I spent some time yesterday hewing and carving out a bowl from a too-large-for-a-spoon crook. Cherry. It was great fun, so now it will dry and perhaps I’ll even finish this one. I dug out another that is now dried, and worked that along a bit too. I have collected a range of bowl-carving gouges, and recently I re-purposed an unfinished box with a drawer to house them.
The box is from a few years ago, and involves much conjecture. Not my favorite way to build furniture. Tulip poplar (Liriodendron tulipifera). It’s about 8″ high, 10″ wide and 15″ long.
Here is the sliding lid slud back a bit…
Inside this section is a cross-piece with slots to fit individual gouges. this piece is just friction-fit into the box right now.
Here you see there are two end boards nearest the camera – the carved one slides upward to access the drawer below the box compartment. It has a tongue/rabbet at its back face – riding in a slot cut on the inside faces of the box sides. A little hollow gouged out gives a place to grab it to lift it up.
here is that piece removed, showing the bottom of the box compartment, and the drawer below.
Now a view showing the gouges in the box and those underneath in the drawer. No divider in the drawer. (yet, or maybe never)
requisite drawer detail.
Unfinished chip carving. it’s all over the box…some finished, some not.
someone will have fun when I’m long gone trying to figure out what happened here. Why was this box not finished, but it looks like it was used…
If I get to make another of these sort of boxes, I’d like to see an original first. One thing I’d change is I’d plane the stock just a bit thinner. This is 3/4″ standard issue boards – I’d aim for 5/8″ thick. this seems clunky. Part of why I gave up on it. But it makes a nice place to keep the bowl gouges…
Sometimes we make these things and they start to go south on us, but we just can’t stop trying to improve upon them! Then they turn into reminders of how we want the next one to be better! It’s not quite a ying yang thing, but it’s close!
Very nice!
Exactly what I am needing to make this weekend to carry some of my work chisels. Thanks for sharing
Hey, Peter! What are “these sort of boxes”? Have you seen them only in pictures?? I do like the idea of someone trying to figure out the combination of unfinished details plus wear, although I think any anthropologist with their own workshop would understand without even formulating the question…
What did you do to the outside timber? The insides are just as bland as the Liriodendron I’ve scrounged here from arborists but the outside has a real nice colour. Oh and the DVD arrived this evening, thanks.

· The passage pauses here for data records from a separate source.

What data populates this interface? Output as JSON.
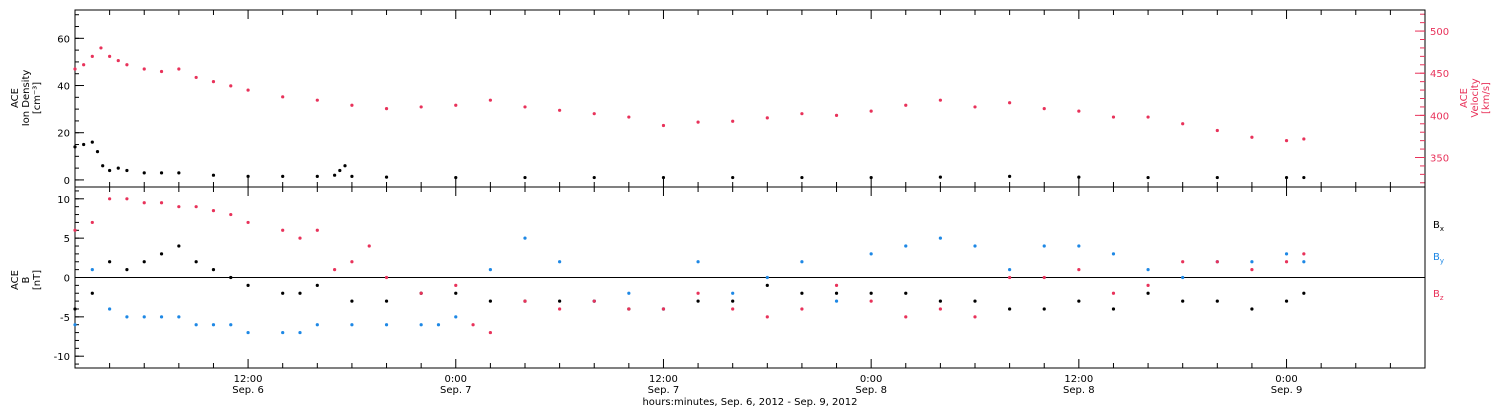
{
  "colors": {
    "black": "#000000",
    "pink": "#e8325a",
    "blue": "#1e88e5",
    "axis": "#000000"
  },
  "xaxis": {
    "label": "hours:minutes, Sep.  6, 2012 - Sep.  9, 2012",
    "range_hours": [
      0,
      78
    ],
    "ticks": [
      {
        "hour": 10,
        "time": "12:00",
        "date": "Sep. 6"
      },
      {
        "hour": 22,
        "time": "0:00",
        "date": "Sep. 7"
      },
      {
        "hour": 34,
        "time": "12:00",
        "date": "Sep. 7"
      },
      {
        "hour": 46,
        "time": "0:00",
        "date": "Sep. 8"
      },
      {
        "hour": 58,
        "time": "12:00",
        "date": "Sep. 8"
      },
      {
        "hour": 70,
        "time": "0:00",
        "date": "Sep. 9"
      }
    ]
  },
  "chart_data": [
    {
      "type": "scatter",
      "title": "",
      "left_axis": {
        "label": [
          "ACE",
          "Ion Density",
          "[cm⁻³]"
        ],
        "ylim": [
          -3,
          72
        ],
        "ticks": [
          0,
          20,
          40,
          60
        ]
      },
      "right_axis": {
        "label": [
          "ACE",
          "Velocity",
          "[km/s]"
        ],
        "ylim": [
          315,
          525
        ],
        "ticks": [
          350,
          400,
          450,
          500
        ]
      },
      "grid": false,
      "series": [
        {
          "name": "Ion Density",
          "axis": "left",
          "color": "black",
          "x": [
            0,
            0.5,
            1,
            1.3,
            1.6,
            2,
            2.5,
            3,
            4,
            5,
            6,
            8,
            10,
            12,
            14,
            15,
            15.3,
            15.6,
            16,
            18,
            22,
            26,
            30,
            34,
            38,
            42,
            46,
            50,
            54,
            58,
            62,
            66,
            70,
            71
          ],
          "y": [
            14,
            15,
            16,
            12,
            6,
            4,
            5,
            4,
            3,
            3,
            3,
            2,
            1.5,
            1.5,
            1.5,
            2,
            4,
            6,
            1.5,
            1.2,
            1.0,
            1.0,
            1.0,
            1.0,
            1.0,
            1.0,
            1.0,
            1.2,
            1.5,
            1.2,
            1.0,
            1.0,
            1.0,
            1.0
          ]
        },
        {
          "name": "Velocity",
          "axis": "right",
          "color": "pink",
          "x": [
            0,
            0.5,
            1,
            1.5,
            2,
            2.5,
            3,
            4,
            5,
            6,
            7,
            8,
            9,
            10,
            12,
            14,
            16,
            18,
            20,
            22,
            24,
            26,
            28,
            30,
            32,
            34,
            36,
            38,
            40,
            42,
            44,
            46,
            48,
            50,
            52,
            54,
            56,
            58,
            60,
            62,
            64,
            66,
            68,
            70,
            71
          ],
          "y": [
            455,
            460,
            470,
            480,
            470,
            465,
            460,
            455,
            452,
            455,
            445,
            440,
            435,
            430,
            422,
            418,
            412,
            408,
            410,
            412,
            418,
            410,
            406,
            402,
            398,
            388,
            392,
            393,
            397,
            402,
            400,
            405,
            412,
            418,
            410,
            415,
            408,
            405,
            398,
            398,
            390,
            382,
            374,
            370,
            372
          ]
        }
      ]
    },
    {
      "type": "scatter",
      "title": "",
      "left_axis": {
        "label": [
          "ACE",
          "B",
          "[nT]"
        ],
        "ylim": [
          -11.5,
          11.5
        ],
        "ticks": [
          -10,
          -5,
          0,
          5,
          10
        ]
      },
      "reference_line": 0,
      "grid": false,
      "legend": {
        "placement": "right",
        "entries": [
          {
            "name": "Bx",
            "base": "B",
            "sub": "x",
            "color": "black"
          },
          {
            "name": "By",
            "base": "B",
            "sub": "y",
            "color": "blue"
          },
          {
            "name": "Bz",
            "base": "B",
            "sub": "z",
            "color": "pink"
          }
        ]
      },
      "series": [
        {
          "name": "Bx",
          "color": "black",
          "x": [
            0,
            1,
            2,
            3,
            4,
            5,
            6,
            7,
            8,
            9,
            10,
            12,
            13,
            14,
            16,
            18,
            20,
            22,
            24,
            26,
            28,
            30,
            32,
            34,
            36,
            38,
            40,
            42,
            44,
            46,
            48,
            50,
            52,
            54,
            56,
            58,
            60,
            62,
            64,
            66,
            68,
            70,
            71
          ],
          "y": [
            -4,
            -2,
            2,
            1,
            2,
            3,
            4,
            2,
            1,
            0,
            -1,
            -2,
            -2,
            -1,
            -3,
            -3,
            -2,
            -2,
            -3,
            -3,
            -3,
            -3,
            -4,
            -4,
            -3,
            -3,
            -1,
            -2,
            -2,
            -2,
            -2,
            -3,
            -3,
            -4,
            -4,
            -3,
            -4,
            -2,
            -3,
            -3,
            -4,
            -3,
            -2
          ]
        },
        {
          "name": "By",
          "color": "blue",
          "x": [
            0,
            1,
            2,
            3,
            4,
            5,
            6,
            7,
            8,
            9,
            10,
            12,
            13,
            14,
            16,
            18,
            20,
            21,
            22,
            24,
            26,
            28,
            30,
            32,
            34,
            36,
            38,
            40,
            42,
            44,
            46,
            48,
            50,
            52,
            54,
            56,
            58,
            60,
            62,
            64,
            66,
            68,
            70,
            71
          ],
          "y": [
            -6,
            1,
            -4,
            -5,
            -5,
            -5,
            -5,
            -6,
            -6,
            -6,
            -7,
            -7,
            -7,
            -6,
            -6,
            -6,
            -6,
            -6,
            -5,
            1,
            5,
            2,
            -3,
            -2,
            -4,
            2,
            -2,
            0,
            2,
            -3,
            3,
            4,
            5,
            4,
            1,
            4,
            4,
            3,
            1,
            0,
            2,
            2,
            3,
            2
          ]
        },
        {
          "name": "Bz",
          "color": "pink",
          "x": [
            0,
            1,
            2,
            3,
            4,
            5,
            6,
            7,
            8,
            9,
            10,
            12,
            13,
            14,
            15,
            16,
            17,
            18,
            20,
            22,
            23,
            24,
            26,
            28,
            30,
            32,
            34,
            36,
            38,
            40,
            42,
            44,
            46,
            48,
            50,
            52,
            54,
            56,
            58,
            60,
            62,
            64,
            66,
            68,
            70,
            71
          ],
          "y": [
            6,
            7,
            10,
            10,
            9.5,
            9.5,
            9,
            9,
            8.5,
            8,
            7,
            6,
            5,
            6,
            1,
            2,
            4,
            0,
            -2,
            -1,
            -6,
            -7,
            -3,
            -4,
            -3,
            -4,
            -4,
            -2,
            -4,
            -5,
            -4,
            -1,
            -3,
            -5,
            -4,
            -5,
            0,
            0,
            1,
            -2,
            -1,
            2,
            2,
            1,
            2,
            3
          ]
        }
      ]
    }
  ]
}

the color is from linseed oil & time. patience is a key for patina…this piece is maybe 2 years old now. Tulip poplar darkens readily…loses its bright yellow/green color.
Peter, could you list the number, maker and sweep for each of the gouges in the box.
Thanks.
Hi Peter,
Really like this box and would like to make one similar for gouges and chisels. Can you explain how you joined the bottom and made the chamfer?